Working in a partnership with Ottawa County's visitor bureau, it used the money to market tourism in Erie and Ottawa counties in a number of ways, including distributing a printed visitor's guide, publishing a website, using social media such as Twitter and Facebook, and paying for TV, radio, Internet, print and billboard advertising. The money also pays to send bureau officials to trade shows, where they work to attract conventions to places such as Sawmill Creek and Kalahari.
In addition, employees answer questions from tourists over the phone and in person. The visitors bureau also brings in travel writers and bloggers who are willing to write about the area's attractions.
Yost's office says the award is given to government entities and groups receiving taxpayer funds when a state audit does not contain findings for recovery, material citations, material weaknesses, significant deficiencies, Single Audit findings or any questioned costs.
Carrie Bartunek, a spokeswoman for the auditor's office, said a "finding for recovery" means that an audit uncovered the fact that money was being stolen or misspent. The other terms refer to whether the agency has strong internal controls to prevent money from being misspent and follows rules for spending any federal money it may receive, she said.

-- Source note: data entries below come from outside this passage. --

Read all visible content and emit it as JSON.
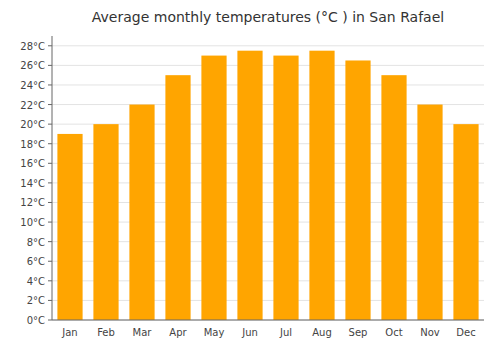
{
  "chart_data": {
    "type": "bar",
    "title": "Average monthly temperatures (°C ) in San Rafael",
    "categories": [
      "Jan",
      "Feb",
      "Mar",
      "Apr",
      "May",
      "Jun",
      "Jul",
      "Aug",
      "Sep",
      "Oct",
      "Nov",
      "Dec"
    ],
    "values": [
      19,
      20,
      22,
      25,
      27,
      27.5,
      27,
      27.5,
      26.5,
      25,
      22,
      20
    ],
    "color": "#FFA500",
    "ylim": [
      0,
      29
    ],
    "yticks": [
      {
        "value": 0,
        "label": "0°C"
      },
      {
        "value": 2,
        "label": "2°C"
      },
      {
        "value": 4,
        "label": "4°C"
      },
      {
        "value": 6,
        "label": "6°C"
      },
      {
        "value": 8,
        "label": "8°C"
      },
      {
        "value": 10,
        "label": "10°C"
      },
      {
        "value": 12,
        "label": "12°C"
      },
      {
        "value": 14,
        "label": "14°C"
      },
      {
        "value": 16,
        "label": "16°C"
      },
      {
        "value": 18,
        "label": "18°C"
      },
      {
        "value": 20,
        "label": "20°C"
      },
      {
        "value": 22,
        "label": "22°C"
      },
      {
        "value": 24,
        "label": "24°C"
      },
      {
        "value": 26,
        "label": "26°C"
      },
      {
        "value": 28,
        "label": "28°C"
      }
    ],
    "grid": true
  }
}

"In a nutshell, it means that they had a clean audit and they didn't have any significant issues," she said.
The tourism spending that the visitors bureau promotes underpins the local economy and generates much of the revenue taken in by local governments.
For example, the county sales tax brings in about $14 million.
There's no way to know how much of that comes from spending from visitors — any figure is a guess, said Pat Shenigo, an Erie County commissioner.
Still, it's been estimated that tourism and tourist-related spending accounts for 40 percent to 50 percent of the sales tax revenue, Shenigo said.